To derive their results, the team extracted the effect of salt reduction on systolic blood pressure (SBP) from a meta-regression of randomised trials and a population study, and that of SBP on CVD risk from pooled cohort studies. Those findings can now be a platform for pushing forward change on a global scale.

“In China, most of the salt that people consume is the salt they add themselves when they cook or prepare food, either in the form of regular table salt or of high-salt condiments such as soy sauce,” says Tan.

“In terms of lowering salt in manufactured foods, what would be needed is for the government to set salt targets for the industry to comply with,” she continues. “This has been done with great success in the UK, for example, which has pioneered this approach by setting progressively lower salt targets for over 85 food categories. To ensure a level playing field, clear timeframes were given for the salt targets to be met, and industry compliance was closely and independently monitored.”

Reinventing the supply chain

Tan believes that a gradual reduction in salt intake across the whole population, as recommended by the WHO, is achievable, affordable, and cost-effective. In part, this is because low-sodium, high-potassium salt substitutes are cost-effective. They cost approximately $1.62 per kilo versus $1.08 per kilo for regular salt.

Furthermore, while sodium raises blood pressure, potassium lowers it. Neal believes that the data from SSaSS could lead to a complete reworking of the global salt supply chain. That sounds like a huge challenge, but it has been done before.

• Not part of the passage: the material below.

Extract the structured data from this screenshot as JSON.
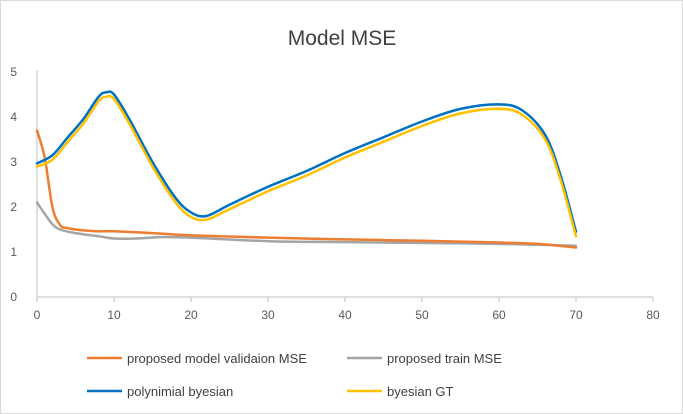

“Firstly, ingredient suppliers need to have potassium-enriched salt on shelf at minimal cost as a wholesale product,” he says. “From the food manufacturer’s perspective, salt is typically just 1% or 2% of the final product and a very low-cost ingredient. So even if the salt substitute is a bit more expensive it should have almost no impact on food production costs.”

“The global supply chain was already switched once in the past 50 years from regular salt to iodised salt – before this switch people in many areas were not getting enough iodine, which leads to enlargement of the thyroid and neurological impairment in children,” he adds. “Salt is a great vehicle for getting iodine to people but it’s also problematic. You are putting a good thing into a bad thing, which gives salt a veneer of respectability it doesn’t warrant. If we now make another switch from iodised salt to iodised and potassium-enriched salt, we can resolve that anomaly.”

From rural China to low-income and mature economies across the world, a huge change could be coming, and food manufacturers must play a pivotal role in making that change happen.